Thursday, February 28, 2008

harvest of a European mountain ash

This is Sorbus aucuparia, the European mountain ash. It is called 'ash' because of the similar foliage. But it has nothing to do botanically with ash as it is from the rose family while the ash is from the olive family. Anyway, the reason this was repotted way too early is the fungus that attacks this species in the roots. If repotted in April like most other non-conifers the fungus will attack in May and in June the tree is dead. Repotting now is done on the hope that the wounds in the roots are already closed when it gets warm enough for the fungus. We also used good protectant on the wounds: milking fat!

trident maple

Spring is here.

Monday, February 25, 2008

renovation of the larch with the neolithic ax

The huge larch was placed on the big turn table. Then the branches were cut back and the tree was cleaned. Then everything wired. It's coming. It will take another five years to get to exhibit stage.
The tree will probably get a new front. The last image is a virtual and shows the new position.

See the whole story here:

the larch with the stoneax


Sunday, February 24, 2008

hawthorn repotted

Today was the day to repot this most interesting hawthorn. See the whole story here:
unusual hawthorn

mugo to offer

This mugo pine was added to offers.

Saturday, February 23, 2008

thymus with new lens

See the difference the lens makes. The old one was Nikon 18-200 VR and the new one is Nikon 60 2.8

First the new ones and then the old ones. I know which I prefer.

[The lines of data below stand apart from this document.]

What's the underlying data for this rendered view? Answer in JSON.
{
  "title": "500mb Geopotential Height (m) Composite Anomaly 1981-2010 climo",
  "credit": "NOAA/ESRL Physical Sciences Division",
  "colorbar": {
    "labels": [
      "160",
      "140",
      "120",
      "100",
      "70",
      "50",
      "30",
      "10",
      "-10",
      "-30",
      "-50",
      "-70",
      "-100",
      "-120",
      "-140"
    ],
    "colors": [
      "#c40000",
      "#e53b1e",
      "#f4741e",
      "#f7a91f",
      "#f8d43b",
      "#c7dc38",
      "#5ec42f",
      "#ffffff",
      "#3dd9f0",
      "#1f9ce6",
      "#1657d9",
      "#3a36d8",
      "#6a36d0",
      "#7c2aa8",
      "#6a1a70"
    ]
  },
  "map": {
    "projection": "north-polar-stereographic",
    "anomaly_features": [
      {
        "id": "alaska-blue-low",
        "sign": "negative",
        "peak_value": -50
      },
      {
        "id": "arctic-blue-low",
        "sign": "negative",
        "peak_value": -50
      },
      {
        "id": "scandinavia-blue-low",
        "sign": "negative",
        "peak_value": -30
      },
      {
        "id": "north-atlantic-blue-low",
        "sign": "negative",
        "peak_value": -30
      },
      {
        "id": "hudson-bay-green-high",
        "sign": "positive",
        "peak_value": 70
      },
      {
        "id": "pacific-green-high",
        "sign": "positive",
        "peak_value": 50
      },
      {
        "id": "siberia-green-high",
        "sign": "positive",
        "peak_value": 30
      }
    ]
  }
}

special workshops with collected trees at Nature's Way Nursery

I will be at Nature's Way Nursery in Harrisburg, PA at the beginning of April. This time we will offer very special workshops. There are more than 30 outstanding collected trees that we work on. These are Rocky Mountain Junipers and Ponderosa Pines of exceptional quality. Some of them are clearly material for world class bonsai.

We will do with the trees whatever need to be done at their stage. This will be lifting form the container, examining roots. taking out old debris from the root ball, cutting branches, deciding about future shape, reducing foliage, cleaning trunks, potting into bonsai pots. The participants will actually work with these trees hands on. I will explain every step, what, how and why. I will go into the horticultural side at length and certainly also into the artistic side. We will not style a single tree, but participants will get a good picture of the future of each tree. I will also make professional photographs of the trees during the sessions. Folks who are interested will get my advice about how to make professional bonsai images.
Most of the trees are available for sale by Jim Doyle. They are certainly not cheap though. It is not required that someone purchases any tree. Prices can NOT be quoted at this point in time. Trees will have a price tag at the beginning of April though.

Dates: general workshops with several participants: Friday , April 4 (9am to 5pm) and Sunday, April 6 (10am to 5pm). I am also available on Saturday, April 5 and MOnday, April 7 for individual sessions if required.

Contact Nature's Way Nursery, Jim Doyle for the workshops and Jim or myself for the individual sessions.

See the trees here
American Pines

American Junipers

Nature's Way Nursery

entry for Shun Ten

End of March 2008 we have the third Shun Ten near Munich, Germany, The Shun Ten is one of the Grand Slam Conventions in Europe. This time thos who have been invited are supposed to bring one tree only of medium size. I decided that it should be this Europen beech, Fagus sylvatica, 53 cm high, around 50 years old, collected in Germany in 1993. Today I planted it in this fine pot by Milan Klika. This is the only chance to show the beech at it's height, which is clearly without foliage, before the buds have opened.

Friday, February 22, 2008

trying new lens

Today I recieved my Nikon 60/2.8 lens. This is a macro lens, but can also be used for portrait. If a lens is called a portrait lens it is automatically excellent for taking bonsai picutures. The 60/2.8 is known for crisp clear images. Well, this one I shot without a tripod with manual focus. Under these circumstances it is quite good. The tree is kind of untidy, it is in winter storage and needs some maintenance work.

spring is here

Now this is quite unusual for our location. Well, these treesa are in the greenhouse. But still, normally this is three weeks later.

Chinese quince
2 wild cherries

Thursday, February 21, 2008

hollow field maple #3

Lena helped me wiring the thing

It has many fronts, as usually. The one with the virtual pot in the last image is my favorite. Well, it will shine in a couple of years. Not so bad for a piece of material that was declared "useless" by some experts.